We also revised our event response policy and implemented systemwide training to improve the documentation of follow-ups on reported safety events. Through weekly audits of Safety Net documentation and direct feedback, we have strengthened compliance.
In 2024, a total of 13, 538 events were reviewed by our team, a 5% increase compared to FY’23.
Our comprehensive, tiered response to patient safety concerns reported in Safety Net led to the escalation of 931 moderate to severe harm events and the completion of 84 intensive reviews of high-harm incidents or high-risk near misses—reflecting a 26% increase compared to FY’23.
Last year, we conducted 84 intensive reviews of events involving significant harm or high-risk near misses.
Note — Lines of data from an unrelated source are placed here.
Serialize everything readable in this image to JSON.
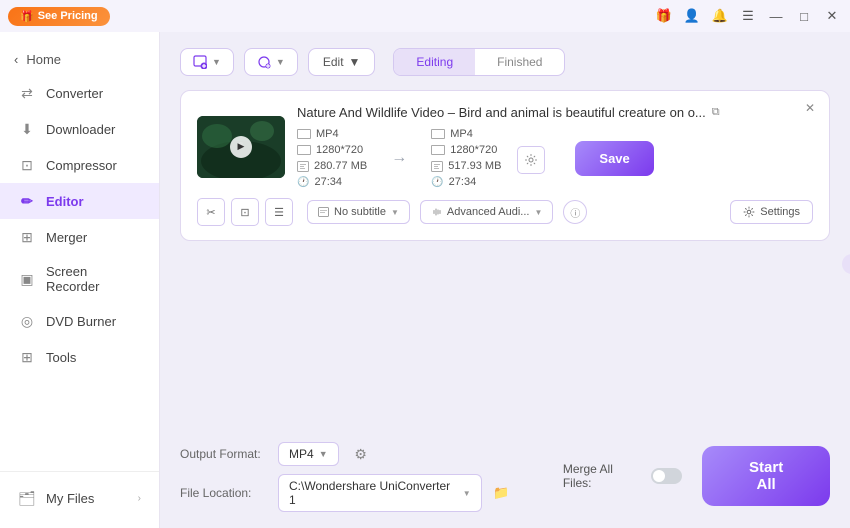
{
  "titlebar": {
    "see_pricing": "See Pricing",
    "icons": [
      "gift",
      "user",
      "bell",
      "menu",
      "minimize",
      "maximize",
      "close"
    ]
  },
  "sidebar": {
    "back_label": "Home",
    "items": [
      {
        "id": "converter",
        "label": "Converter",
        "icon": "⇄"
      },
      {
        "id": "downloader",
        "label": "Downloader",
        "icon": "↓"
      },
      {
        "id": "compressor",
        "label": "Compressor",
        "icon": "⊡"
      },
      {
        "id": "editor",
        "label": "Editor",
        "icon": "✎",
        "active": true
      },
      {
        "id": "merger",
        "label": "Merger",
        "icon": "⊞"
      },
      {
        "id": "screen-recorder",
        "label": "Screen Recorder",
        "icon": "▣"
      },
      {
        "id": "dvd-burner",
        "label": "DVD Burner",
        "icon": "◎"
      },
      {
        "id": "tools",
        "label": "Tools",
        "icon": "⊞"
      }
    ],
    "my_files": "My Files"
  },
  "toolbar": {
    "add_btn_icon": "+",
    "rotate_btn_icon": "↺",
    "edit_label": "Edit",
    "tabs": [
      {
        "id": "editing",
        "label": "Editing",
        "active": true
      },
      {
        "id": "finished",
        "label": "Finished",
        "active": false
      }
    ]
  },
  "video_card": {
    "title": "Nature And Wildlife Video – Bird and animal is beautiful creature on o...",
    "source": {
      "format": "MP4",
      "resolution": "1280*720",
      "size": "280.77 MB",
      "duration": "27:34"
    },
    "target": {
      "format": "MP4",
      "resolution": "1280*720",
      "size": "517.93 MB",
      "duration": "27:34"
    },
    "save_label": "Save",
    "subtitle_label": "No subtitle",
    "audio_label": "Advanced Audi...",
    "settings_label": "Settings",
    "action_icons": [
      "cut",
      "crop",
      "list"
    ]
  },
  "footer": {
    "output_format_label": "Output Format:",
    "output_format_value": "MP4",
    "file_location_label": "File Location:",
    "file_location_value": "C:\\Wondershare UniConverter 1",
    "merge_all_label": "Merge All Files:",
    "start_all_label": "Start All"
  }
}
Using a human factors, just culture, and systems-oriented approach to our intensive reviews, we identified 79 underlying systemic contributing causes and collaborated with leaders to implement 291 corrective actions aimed at preventing recurrence.
To sustain these quality improvement efforts, we engaged leadership sponsors for each intensive review to support successful implementation and address potential barriers.
Furthermore, we conducted weekly Leadership Quality and Patient Safety rounding, gaining deeper insight into the challenges faced by frontline teams and collaborating with leadership to address risks to both patient and staff safety.
Lastly, our Patient Safety team honored 29 clinicians and staff at the annual Safety Heroes awards for their exceptional dedication to patient safety and commitment to going above and beyond.
Patient safety is a shared responsibility, impacting everyone in healthcare. Regardless of your role, you play a vital part in ensuring the well-being and safety of our patients.